Sobre lo segundo, la radicalización autoritaria de la sociedad, habría que ser cautelosos. Cuando se habla de la desconexión de los ciudadanos con el poder, la referencia es a una brecha profunda que se escenifica en el plano de este Gobierno y Congreso. No obstante, el componente democrático/constitucional del conflicto entre la sociedad movilizada e insumisa y el Gobierno/Congreso con ocasión de las protestas sociales que recorrieron el 2023 se ha diluido en 2024.
La sociedad no parece estar implicada en una apuesta liberal como la defendida desde el fin del régimen de Fujimori. En esta etapa, el 53% de peruanos (IEP de julio) no apoya la democracia, el porcentaje más bajo desde 2001. Un dato que ayuda a comprender que el rechazo puede ser a “esta” democracia es el siguiente: los ricos o acomodados respaldan de modo abrumador la democracia (67%) y dos tercios de los que se definen de derecha (63%). En cambio, fuera de Lima y en el sector D/E, el rechazo trepa hasta los dos tercios, y es también alto entre los que se definen de izquierda y de “centro”.
En 2024, la demanda democrática que hemos conocido hasta ahora ha dejado de movilizar a la sociedad. El eje aglutinador es la seguridad y el orden. Estas demandas suministran nuevos contenidos a la insumisión en varios territorios frente a quienes ahora gobiernan, pero eso no garantiza un desenlace democrático en el mediano plazo. En cualquier caso, la cuestión democrática en el Perú se ha “desmodulado” (N. Lynch usa “descentrado”). No deja de ser meritorio —e ineludible— que una parte de la élite defienda en el Perú los valores universales de la democracia, pero es crucial señalar que esos latidos no trepidan mayoritariamente en la sociedad.

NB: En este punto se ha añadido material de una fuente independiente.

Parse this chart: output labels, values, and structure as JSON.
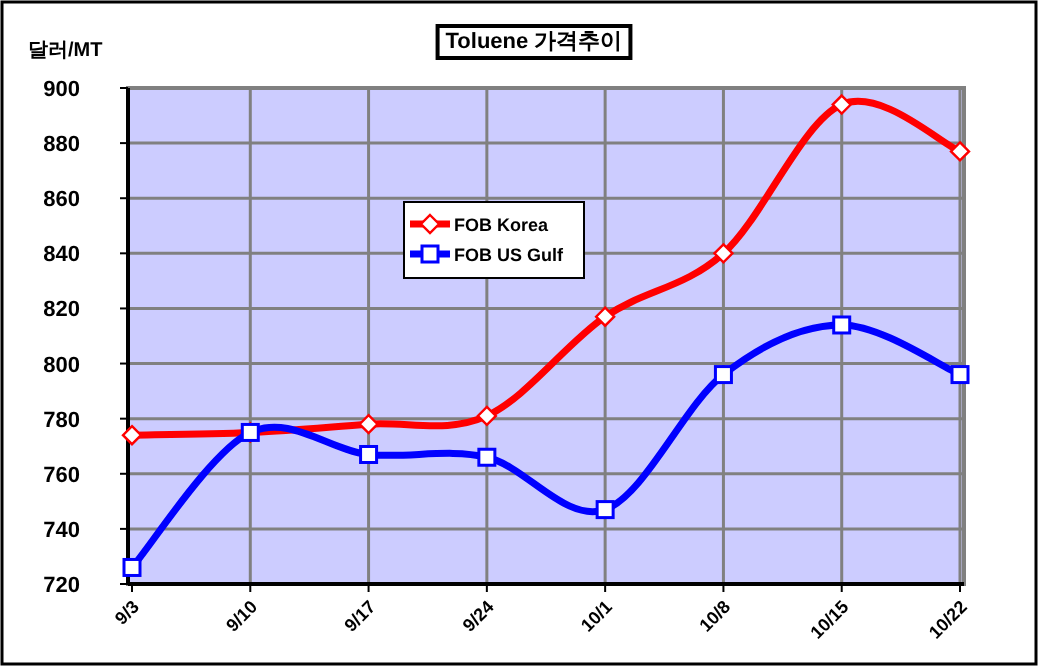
{
  "chart_data": {
    "type": "line",
    "title": "Toluene 가격추이",
    "ylabel": "달러/MT",
    "categories": [
      "9/3",
      "9/10",
      "9/17",
      "9/24",
      "10/1",
      "10/8",
      "10/15",
      "10/22"
    ],
    "series": [
      {
        "name": "FOB Korea",
        "color": "#ff0000",
        "marker": "diamond",
        "values": [
          774,
          775,
          778,
          781,
          817,
          840,
          894,
          877
        ]
      },
      {
        "name": "FOB US Gulf",
        "color": "#0000ff",
        "marker": "square",
        "values": [
          726,
          775,
          767,
          766,
          747,
          796,
          814,
          796
        ]
      }
    ],
    "ylim": [
      720,
      900
    ],
    "yticks": [
      720,
      740,
      760,
      780,
      800,
      820,
      840,
      860,
      880,
      900
    ],
    "grid": true,
    "legend": "top left",
    "line_style": "solid"
  }
}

Por otro lado, el Perú tiene otras masas. Son también populares y antisistema. Es más, en este año se han dibujado nuevos movimientos sociales, por lo menos dos: la minería ilegal/informal y los transportistas en toda su variedad nacional. Los primeros, en pocos años, han realizado el tránsito desde la periferia hacia el centro del poder y han recogido, especialmente fuera de Lima, una alta cuota de legitimidad que es coherente con su creciente fuerza en el mercado.

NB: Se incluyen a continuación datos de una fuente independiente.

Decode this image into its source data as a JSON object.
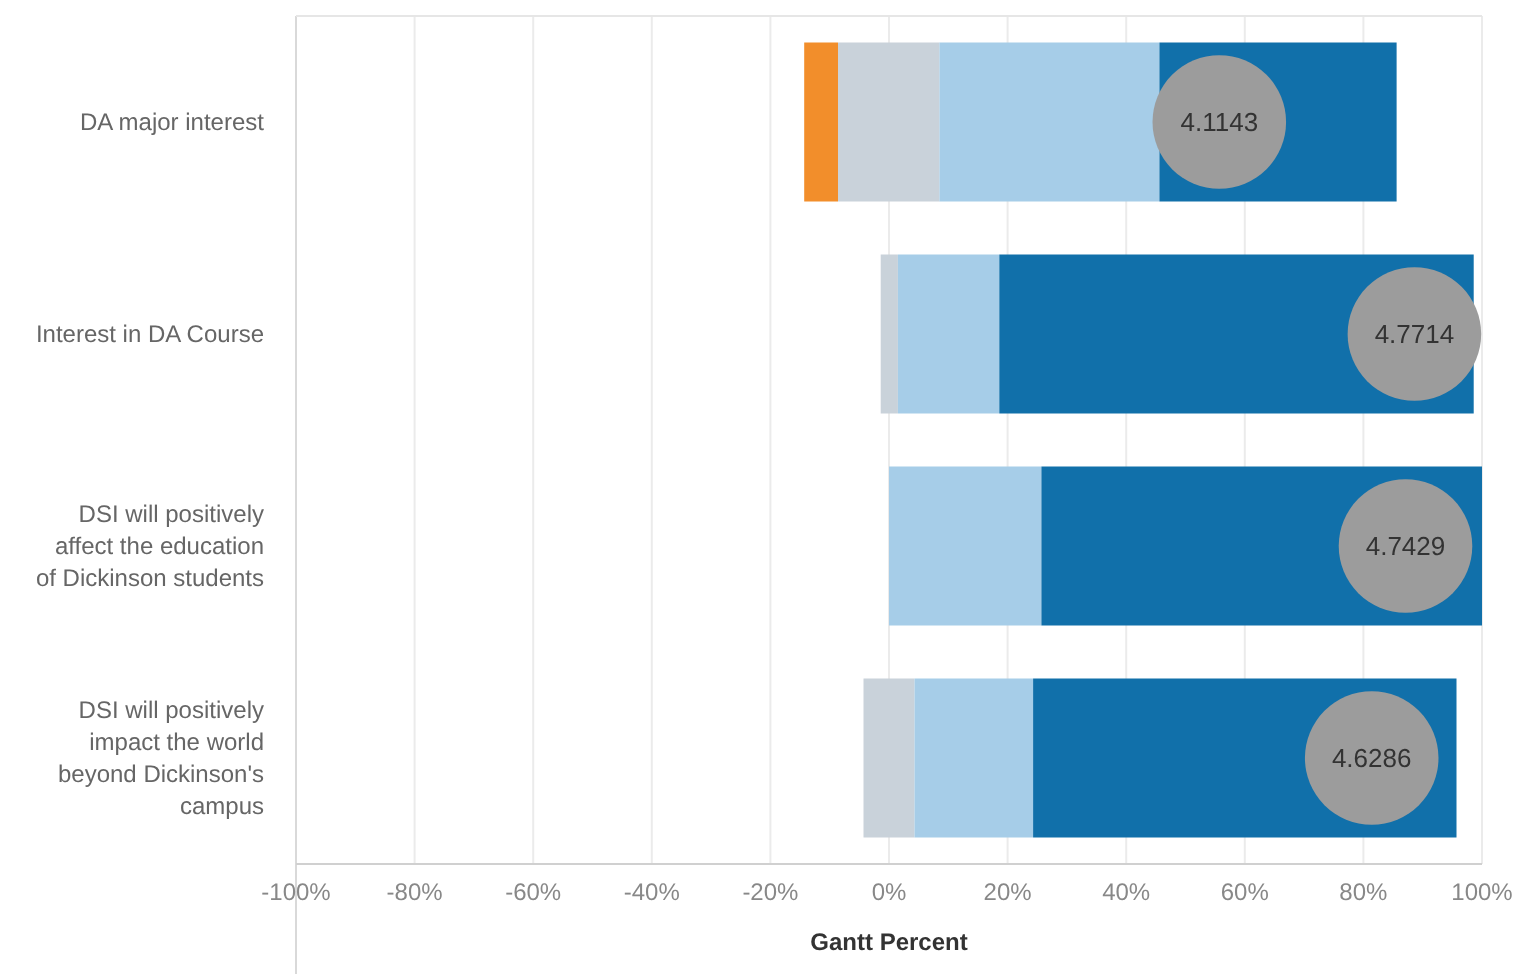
{
  "chart_data": {
    "type": "bar",
    "orientation": "horizontal",
    "categories": [
      "DA major interest",
      "Interest in DA Course",
      "DSI will positively affect the education of Dickinson students",
      "DSI will positively impact the world beyond Dickinson's campus"
    ],
    "series": [
      {
        "color": "#f28e2b",
        "values": [
          5.7,
          null,
          null,
          null
        ],
        "base": [
          -14.3,
          null,
          null,
          null
        ]
      },
      {
        "color": "#c9d2da",
        "values": [
          17.1,
          2.9,
          null,
          8.6
        ],
        "base": [
          -8.6,
          -1.4,
          null,
          -4.3
        ]
      },
      {
        "color": "#a6cde8",
        "values": [
          37.1,
          17.1,
          25.7,
          20.0
        ],
        "base": [
          8.5,
          1.5,
          0,
          4.3
        ]
      },
      {
        "color": "#1170aa",
        "values": [
          40.0,
          80.0,
          74.3,
          71.4
        ],
        "base": [
          45.6,
          18.6,
          25.7,
          24.3
        ]
      },
      {
        "type": "scatter",
        "color": "#9c9c9c",
        "marker": "circle",
        "values": [
          55.7,
          88.6,
          87.1,
          81.4
        ]
      }
    ],
    "xlim": [
      -100,
      100
    ],
    "xticks": [
      {
        "value": -100,
        "label": "-100%"
      },
      {
        "value": -80,
        "label": "-80%"
      },
      {
        "value": -60,
        "label": "-60%"
      },
      {
        "value": -40,
        "label": "-40%"
      },
      {
        "value": -20,
        "label": "-20%"
      },
      {
        "value": 0,
        "label": "0%"
      },
      {
        "value": 20,
        "label": "20%"
      },
      {
        "value": 40,
        "label": "40%"
      },
      {
        "value": 60,
        "label": "60%"
      },
      {
        "value": 80,
        "label": "80%"
      },
      {
        "value": 100,
        "label": "100%"
      }
    ],
    "annotations": [
      {
        "text": "4.1143",
        "x": 55.7,
        "y": "DA major interest"
      },
      {
        "text": "4.7714",
        "x": 88.6,
        "y": "Interest in DA Course"
      },
      {
        "text": "4.7429",
        "x": 87.1,
        "y": "DSI will positively affect the education of Dickinson students"
      },
      {
        "text": "4.6286",
        "x": 81.4,
        "y": "DSI will positively impact the world beyond Dickinson's campus"
      }
    ],
    "xlabel": "Gantt Percent",
    "grid": "x"
  }
}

Esta emergencia capitalista aún no es abordada por la academia y los movimientos sociales clásicos (sindicalismo, feminismo, descentralismo, poblacional), aferrados exclusivamente al código legal/ilegal. Es cierto que la sociedad y el mercado conviven con las economías ilegales, y en esta mutación es riesgosa su relación con las prácticas criminales (extorsión, trata, secuestro) y su resuelto antiestatismo.
En resumen, nuestra pluralidad social se ha visto alterada y ampliada. La noción de ruptura situada en los códigos sociales es dominante. El país tiene movimientos sociales que piden más Estado y otros menos Estado, un proceso constituyente de una sociedad más desarreglada (D. Martuccelli lo llama desformalización y no contención de los sujetos sociales).
En otra clave, el poder militar está de regreso. Con lentitud, con mucha reserva y a desgano. Si hay alguna conexión intersubjetiva intensa de los ciudadanos es con los militares. En las encuestas, las FFAA son de lejos las que reúnen mucha o algo de confianza (55%, IEP julio), aunque en el norte y centro la confianza supera los dos tercios. De hecho, un dato de la encuesta de IEP de julio ha sonado como un potente aldabonazo en los cuarteles: el 57% “justificaría” un golpe militar frente a la corrupción, 14 puntos más que el año pasado, un temperamento que fuera de Lima se acerca al 70%.